A dictionary is more than a book of definitions; it is an index to a language, imposing an order on our inventory of words. Likewise a thesaurus is a table of contents, which takes the same stock of words but organizes them thematically rather than alphabetically. Both kinds of books reveal something about the underlying structure of the lexicon (the set of all words that make up a language). That structure is what mathematicians call a graph—a collection of "nodes" connected by "edges," usually drawn as a web of dots and lines.

When a language is viewed as a mathematical graph, the nodes are words (or sets of words), and the edges are relations between them. Any dictionary will help you to walk from node to node through the graph. For example, in defining the word elegant, the American Heritage Dictionary offers delicate as a synonym; on looking up delicate, you find dainty among the meanings listed; dainty in turn leads you to the entry for exquisite; and among the meanings of exquisite is elegant again. In this way you trace out one of many loops, or cycles, within the graph defined by this particular dictionary.

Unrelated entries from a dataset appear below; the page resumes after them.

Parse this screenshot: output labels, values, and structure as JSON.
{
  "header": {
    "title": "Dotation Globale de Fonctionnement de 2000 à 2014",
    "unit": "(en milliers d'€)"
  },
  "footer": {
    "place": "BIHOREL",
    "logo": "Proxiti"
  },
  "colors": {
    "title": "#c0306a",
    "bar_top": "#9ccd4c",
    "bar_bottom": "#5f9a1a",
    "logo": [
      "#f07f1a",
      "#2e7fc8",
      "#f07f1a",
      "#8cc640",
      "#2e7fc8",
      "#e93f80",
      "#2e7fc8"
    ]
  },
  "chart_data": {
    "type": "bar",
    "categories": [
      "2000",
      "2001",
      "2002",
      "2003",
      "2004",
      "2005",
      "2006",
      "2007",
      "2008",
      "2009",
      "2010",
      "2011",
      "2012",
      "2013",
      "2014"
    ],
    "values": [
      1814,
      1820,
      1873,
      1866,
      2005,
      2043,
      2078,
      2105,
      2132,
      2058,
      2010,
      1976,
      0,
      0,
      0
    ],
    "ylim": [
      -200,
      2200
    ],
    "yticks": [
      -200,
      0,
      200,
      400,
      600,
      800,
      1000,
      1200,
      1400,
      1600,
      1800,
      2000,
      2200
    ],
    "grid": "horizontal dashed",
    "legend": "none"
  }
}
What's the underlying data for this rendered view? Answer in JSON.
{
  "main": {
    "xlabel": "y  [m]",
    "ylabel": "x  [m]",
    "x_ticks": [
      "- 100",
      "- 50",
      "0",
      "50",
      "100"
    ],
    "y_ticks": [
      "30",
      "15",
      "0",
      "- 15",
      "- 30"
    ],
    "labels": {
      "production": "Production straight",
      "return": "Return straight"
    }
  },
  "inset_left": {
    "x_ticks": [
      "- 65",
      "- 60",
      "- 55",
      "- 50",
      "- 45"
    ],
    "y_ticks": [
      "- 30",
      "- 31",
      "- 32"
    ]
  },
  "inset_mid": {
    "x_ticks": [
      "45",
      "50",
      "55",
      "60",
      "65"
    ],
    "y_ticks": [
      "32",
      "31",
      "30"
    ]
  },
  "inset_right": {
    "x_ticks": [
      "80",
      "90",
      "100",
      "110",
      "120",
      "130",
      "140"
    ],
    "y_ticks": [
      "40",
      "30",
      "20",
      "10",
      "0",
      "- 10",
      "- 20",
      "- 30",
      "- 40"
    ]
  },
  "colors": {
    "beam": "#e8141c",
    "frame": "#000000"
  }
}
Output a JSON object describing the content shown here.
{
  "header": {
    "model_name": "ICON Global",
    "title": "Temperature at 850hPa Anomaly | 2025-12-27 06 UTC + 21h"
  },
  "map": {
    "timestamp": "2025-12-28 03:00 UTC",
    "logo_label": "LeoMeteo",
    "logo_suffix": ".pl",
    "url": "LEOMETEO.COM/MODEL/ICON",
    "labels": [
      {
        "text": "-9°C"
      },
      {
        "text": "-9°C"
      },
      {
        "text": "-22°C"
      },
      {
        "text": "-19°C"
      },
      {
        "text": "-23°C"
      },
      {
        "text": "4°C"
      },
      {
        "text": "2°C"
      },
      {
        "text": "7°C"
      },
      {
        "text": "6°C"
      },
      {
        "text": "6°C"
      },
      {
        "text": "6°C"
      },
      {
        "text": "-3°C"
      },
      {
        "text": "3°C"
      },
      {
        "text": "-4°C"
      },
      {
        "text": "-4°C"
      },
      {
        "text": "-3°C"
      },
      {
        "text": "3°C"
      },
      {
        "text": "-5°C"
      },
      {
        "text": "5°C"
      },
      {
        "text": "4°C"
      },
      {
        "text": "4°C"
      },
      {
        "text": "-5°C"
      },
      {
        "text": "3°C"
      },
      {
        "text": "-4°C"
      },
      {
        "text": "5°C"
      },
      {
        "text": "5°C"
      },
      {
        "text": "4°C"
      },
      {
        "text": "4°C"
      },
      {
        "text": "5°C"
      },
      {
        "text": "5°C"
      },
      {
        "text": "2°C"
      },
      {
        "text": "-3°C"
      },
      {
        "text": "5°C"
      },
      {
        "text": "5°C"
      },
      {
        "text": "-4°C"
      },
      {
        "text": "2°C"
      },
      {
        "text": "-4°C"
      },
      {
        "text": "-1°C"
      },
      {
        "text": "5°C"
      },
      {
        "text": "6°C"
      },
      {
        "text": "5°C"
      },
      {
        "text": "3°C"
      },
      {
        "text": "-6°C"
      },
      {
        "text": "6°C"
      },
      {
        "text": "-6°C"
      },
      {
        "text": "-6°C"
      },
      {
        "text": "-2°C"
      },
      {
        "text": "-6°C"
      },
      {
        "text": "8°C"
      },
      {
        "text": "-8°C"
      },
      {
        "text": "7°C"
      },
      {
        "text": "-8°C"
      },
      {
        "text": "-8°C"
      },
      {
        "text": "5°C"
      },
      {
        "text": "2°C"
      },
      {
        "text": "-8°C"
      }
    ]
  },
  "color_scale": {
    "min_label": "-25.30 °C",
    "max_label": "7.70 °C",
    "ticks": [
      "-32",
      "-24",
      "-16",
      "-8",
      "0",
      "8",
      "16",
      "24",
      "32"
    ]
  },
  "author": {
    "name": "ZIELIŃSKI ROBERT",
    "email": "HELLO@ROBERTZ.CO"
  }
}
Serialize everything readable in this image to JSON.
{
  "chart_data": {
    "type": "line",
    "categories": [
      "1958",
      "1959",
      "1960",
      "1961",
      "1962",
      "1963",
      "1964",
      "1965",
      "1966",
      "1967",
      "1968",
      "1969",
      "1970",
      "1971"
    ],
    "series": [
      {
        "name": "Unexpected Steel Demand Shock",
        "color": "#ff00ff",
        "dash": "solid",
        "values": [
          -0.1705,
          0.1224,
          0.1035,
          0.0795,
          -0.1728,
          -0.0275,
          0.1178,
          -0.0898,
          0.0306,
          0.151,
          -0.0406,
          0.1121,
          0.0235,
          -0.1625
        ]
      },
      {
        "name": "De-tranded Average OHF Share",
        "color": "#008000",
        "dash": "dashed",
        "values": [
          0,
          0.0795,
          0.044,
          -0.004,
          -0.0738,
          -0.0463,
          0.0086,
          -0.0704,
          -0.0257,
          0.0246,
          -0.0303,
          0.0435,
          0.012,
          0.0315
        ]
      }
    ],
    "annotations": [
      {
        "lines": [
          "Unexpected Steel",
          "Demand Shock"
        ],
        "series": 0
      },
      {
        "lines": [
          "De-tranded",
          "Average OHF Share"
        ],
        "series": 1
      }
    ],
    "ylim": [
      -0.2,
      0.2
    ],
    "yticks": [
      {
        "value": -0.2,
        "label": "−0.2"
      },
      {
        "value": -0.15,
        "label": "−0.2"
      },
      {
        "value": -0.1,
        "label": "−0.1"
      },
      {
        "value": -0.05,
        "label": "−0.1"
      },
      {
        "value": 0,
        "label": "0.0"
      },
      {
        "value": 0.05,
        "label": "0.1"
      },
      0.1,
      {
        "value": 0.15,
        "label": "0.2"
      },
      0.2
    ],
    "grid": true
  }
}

Exploring small regions of a lexical graph is a familiar process; you do it mentally whenever you grope for the right word. But trying to construct a graph for an entire language is another matter entirely. English has well over 100,000 words, and they are related to one another in dozens or perhaps hundreds of ways. Finding and recording all the connections is a task on the same scale as compiling a large dictionary. Furthermore, it has to be done with great precision and consistency, because the goal is to create a mathematical structure in which the relations between words are so explicit that the graph can be explored and manipulated algorithmically.

The construction of a lexical graph for English has been under way for almost 15 years in a project called WordNet, which now includes some 168,000 words and 345,000 relations among them. WordNet is the work of George A. Miller and his colleagues in the Cognitive Science Laboratory at Princeton University. (Other contributors are Christiane Fellbaum, Randee I. Tengi and the late Katherine J. Miller.) A book describing WordNet and its applications has recently been published, and the database that defines the lexical graph is available via the Internet and on a CD-ROM, along with software for browsing the graph.